Add krb5_realm to the basic IPA options Previously, this was only handled by the internal LDAP and Kerberos providers, but this wasn't available early enough to properly handle setting up the krb5_service for failover and creating the krb5info files. - -- Stephen Gallagher RHCE 804006346421761 Delivering value year after year.

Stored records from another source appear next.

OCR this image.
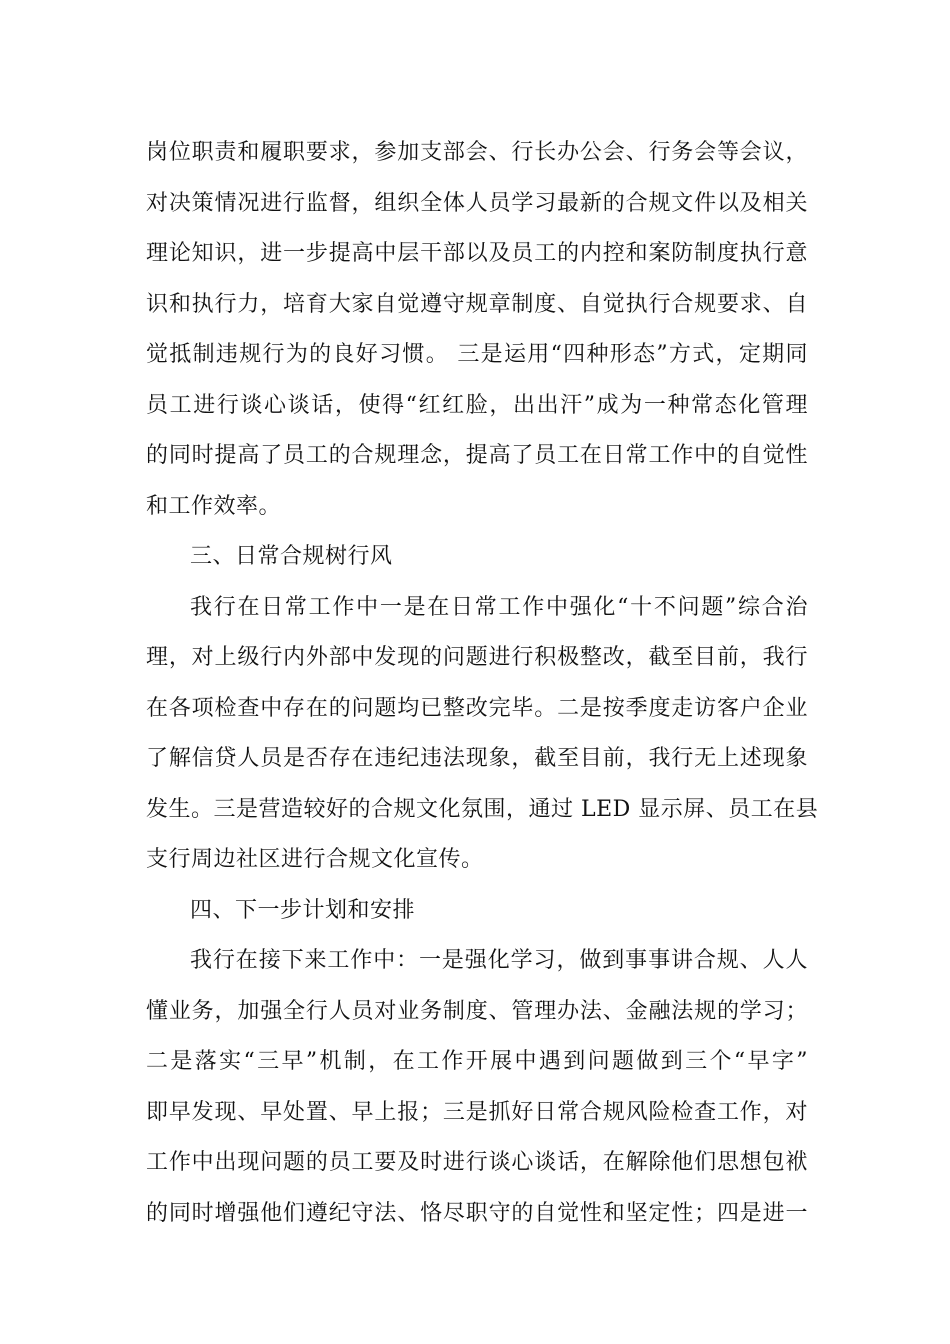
岗位职责和履职要求，参加支部会、行长办公会、行务会等会议，
对决策情况进行监督，组织全体人员学习最新的合规文件以及相关
理论知识，进一步提高中层干部以及员工的内控和案防制度执行意
识和执行力，培育大家自觉遵守规章制度、自觉执行合规要求、自
觉抵制违规行为的良好习惯。 三是运用“四种形态”方式，定期同
员工进行谈心谈话，使得“红红脸，出出汗”成为一种常态化管理
的同时提高了员工的合规理念，提高了员工在日常工作中的自觉性
和工作效率。
三、日常合规树行风
我行在日常工作中一是在日常工作中强化“十不问题”综合治
理，对上级行内外部中发现的问题进行积极整改，截至目前，我行
在各项检查中存在的问题均已整改完毕。二是按季度走访客户企业
了解信贷人员是否存在违纪违法现象，截至目前，我行无上述现象
发生。三是营造较好的合规文化氛围，通过 LED 显示屏、员工在县
支行周边社区进行合规文化宣传。
四、下一步计划和安排
我行在接下来工作中：一是强化学习，做到事事讲合规、人人
懂业务，加强全行人员对业务制度、管理办法、金融法规的学习；
二是落实“三早”机制，在工作开展中遇到问题做到三个“早字”
即早发现、早处置、早上报；三是抓好日常合规风险检查工作，对
工作中出现问题的员工要及时进行谈心谈话，在解除他们思想包袱
的同时增强他们遵纪守法、恪尽职守的自觉性和坚定性；四是进一
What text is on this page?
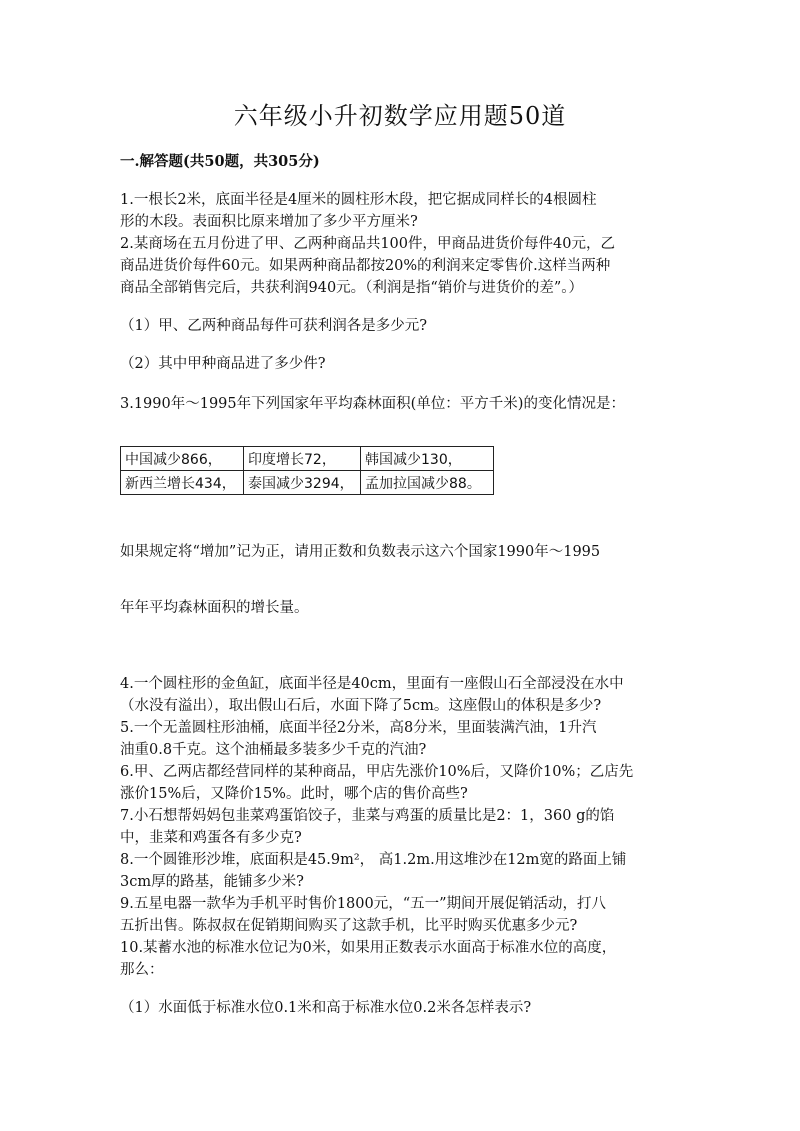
六年级小升初数学应用题50道
一.解答题(共50题，共305分)
1.一根长2米，底面半径是4厘米的圆柱形木段，把它据成同样长的4根圆柱
形的木段。表面积比原来增加了多少平方厘米?
2.某商场在五月份进了甲、乙两种商品共100件，甲商品进货价每件40元，乙
商品进货价每件60元。如果两种商品都按20%的利润来定零售价.这样当两种
商品全部销售完后，共获利润940元。（利润是指“销价与进货价的差”。）
（1）甲、乙两种商品每件可获利润各是多少元?
（2）其中甲种商品进了多少件?
3.1990年～1995年下列国家年平均森林面积(单位：平方千米)的变化情况是：
中国减少866，	印度增长72，	韩国减少130，
新西兰增长434，	泰国减少3294，	孟加拉国减少88。
如果规定将“增加”记为正，请用正数和负数表示这六个国家1990年～1995
年年平均森林面积的增长量。
4.一个圆柱形的金鱼缸，底面半径是40cm，里面有一座假山石全部浸没在水中
（水没有溢出），取出假山石后，水面下降了5cm。这座假山的体积是多少?
5.一个无盖圆柱形油桶，底面半径2分米，高8分米，里面装满汽油，1升汽
油重0.8千克。这个油桶最多装多少千克的汽油?
6.甲、乙两店都经营同样的某种商品，甲店先涨价10%后，又降价10%；乙店先
涨价15%后，又降价15%。此时，哪个店的售价高些?
7.小石想帮妈妈包韭菜鸡蛋馅饺子，韭菜与鸡蛋的质量比是2：1，360 g的馅
中，韭菜和鸡蛋各有多少克?
8.一个圆锥形沙堆，底面积是45.9m²， 高1.2m.用这堆沙在12m宽的路面上铺
3cm厚的路基，能铺多少米?
9.五星电器一款华为手机平时售价1800元，“五一”期间开展促销活动，打八
五折出售。陈叔叔在促销期间购买了这款手机，比平时购买优惠多少元?
10.某蓄水池的标准水位记为0米，如果用正数表示水面高于标准水位的高度，
那么：
（1）水面低于标准水位0.1米和高于标准水位0.2米各怎样表示?
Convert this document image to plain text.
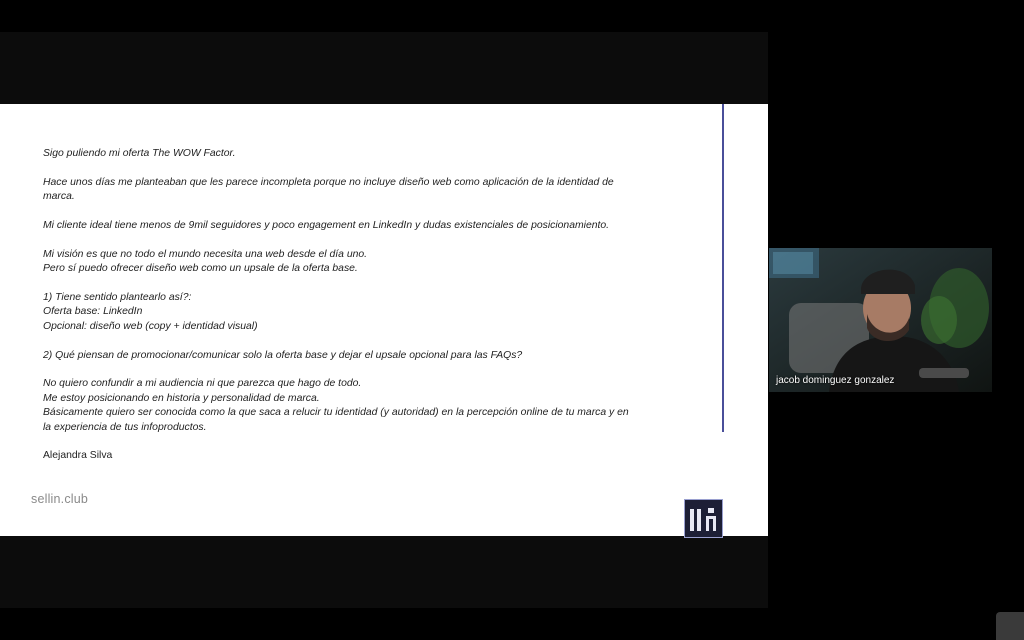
Sigo puliendo mi oferta The WOW Factor.

Hace unos días me planteaban que les parece incompleta porque no incluye diseño web como aplicación de la identidad de
marca.

Mi cliente ideal tiene menos de 9mil seguidores y poco engagement en LinkedIn y dudas existenciales de posicionamiento.

Mi visión es que no todo el mundo necesita una web desde el día uno.
Pero sí puedo ofrecer diseño web como un upsale de la oferta base.

1) Tiene sentido plantearlo así?:
Oferta base: LinkedIn
Opcional: diseño web (copy + identidad visual)

2) Qué piensan de promocionar/comunicar solo la oferta base y dejar el upsale opcional para las FAQs?

No quiero confundir a mi audiencia ni que parezca que hago de todo.
Me estoy posicionando en historia y personalidad de marca.
Básicamente quiero ser conocida como la que saca a relucir tu identidad (y autoridad) en la percepción online de tu marca y en
la experiencia de tus infoproductos.

Alejandra Silva
sellin.club
jacob dominguez gonzalez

Red Hat ranks #1 in value among software vendors. http://www.redhat.com/promo/vendor/ -----BEGIN PGP SIGNATURE----- Version: GnuPG v1.4.11 (GNU/Linux) Comment: Using GnuPG with Fedora - http://enigmail.mozdev.org/ iEYEARECAAYFAk1j9hUACgkQeiVVYja6o6N2YACfW1TQKx3nOUU6C8UT5KbWNXEi MZ0An1W8nHKxqTqo+w2mEuI46wPLVXmY =9Yio -----END PGP SIGNATURE-----
From 05d1840c0d4822160a6959c9a9c8152d5ef42981 Mon Sep 17 00:00:00 2001
From: Stephen Gallagher <sgall...@redhat.com>
Date: Tue, 22 Feb 2011 12:42:43 -0500
Subject: [PATCH] Add krb5_realm to the basic IPA options
Previously, this was only handled by the internal LDAP and Kerberos
providers, but this wasn't available early enough to properly
handle setting up the krb5_service for failover and creating the
krb5info files.
---
src/providers/ipa/ipa_common.c | 5 +++--
src/providers/ipa/ipa_common.h | 1 +
2 files changed, 4 insertions(+), 2 deletions(-)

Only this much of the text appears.